Em "O Outono em Pequim" existem componentes tão "extravagantes" como a sensibilidade ou o romantismo. Numa das passagens mais belas do livro, os engenheiros Ana e Ângelo falam sobre Rochela, por quem ambos são apaixonados, embora apenas o primeiro seja correspondido. Num "estranho" acesso de lucidez, o autor constrói um delicado diálogo entre os dois homens, falando sobre o amor, como desejo e como impossibilidade; estabelece uma fronteira frágil entre o egoísmo machista e o bom senso; e faz, com a personagem de Ângelo, uma apologia do amor platónico.

Terceira advertência: a trama e as personagens de "O Outono em Pequim", por mais surreais que aparentem ser, nascem do universo real de Boris Vian. Por exemplo, o eremita Cláudio Leão (Claude Léon), um conformista que acaba por revoltar-se e matar outro conformista antes do retiro definitivo, é, na vida real, amigo e colega de trabalho do autor. Léon considerava Vian um insubordinado... Outro exemplo: Ursus Jampolã é o nome atribuído a outra personagem, numa sátira ao membro da Academia Francesa Jean Paulhan.

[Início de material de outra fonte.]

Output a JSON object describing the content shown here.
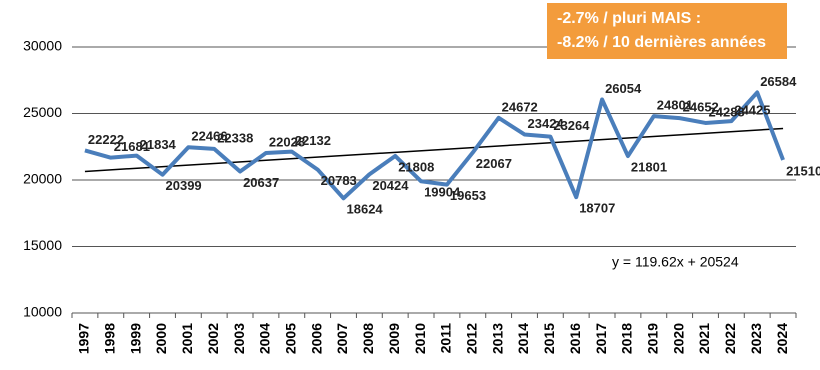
{
  "chart_data": {
    "type": "line",
    "categories": [
      "1997",
      "1998",
      "1999",
      "2000",
      "2001",
      "2002",
      "2003",
      "2004",
      "2005",
      "2006",
      "2007",
      "2008",
      "2009",
      "2010",
      "2011",
      "2012",
      "2013",
      "2014",
      "2015",
      "2016",
      "2017",
      "2018",
      "2019",
      "2020",
      "2021",
      "2022",
      "2023",
      "2024"
    ],
    "series": [
      {
        "color": "#4a7ebb",
        "values": [
          22222,
          21681,
          21834,
          20399,
          22466,
          22338,
          20637,
          22028,
          22132,
          20783,
          18624,
          20424,
          21808,
          19904,
          19653,
          22067,
          24672,
          23424,
          23264,
          18707,
          26054,
          21801,
          24801,
          24652,
          24288,
          24425,
          26584,
          21510
        ]
      }
    ],
    "ylim": [
      10000,
      30000
    ],
    "yticks": [
      10000,
      15000,
      20000,
      25000,
      30000
    ],
    "grid": true,
    "trendline": {
      "equation": "y = 119.62x + 20524",
      "slope": 119.62,
      "intercept": 20524,
      "color": "#000000"
    },
    "annotation": {
      "lines": [
        "-2.7% / pluri MAIS :",
        "-8.2% / 10 dernières années"
      ],
      "color": "#f39c3c"
    }
  }
}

A história principal - a construção de uma linha férrea inútil no meio do deserto da Exopotâmia - é uma deliciosa desconstrução das relações sociais, onde o exercício do poder é gratuito e o bom senso e a honestidade são menosprezados, a burocracia é frequentemente aludida e as ideologias ocas transparecem dos diálogos, tornando-os absurdos. Ou seja, a despreocupação de Vian em relação à forma não corresponde, de todo, ao cuidado com que o autor trata o conteúdo, mesmo que este pareça a criação de um louco.

Advertência final: talvez a escrita de Boris Vian não seja assim tão estranha, absurda, caótica e disparatada quanto isso. Talvez os seus escritos sejam apenas o resultado do seu estranho mundo, difícil de compreender e de interiorizar. Desabafou o próprio Vian: "Tentei contar às pessoas umas histórias que elas nunca tivessem ouvido contar. Parvoíce pura, parvoíce dupla - só gostam do que já conhecem."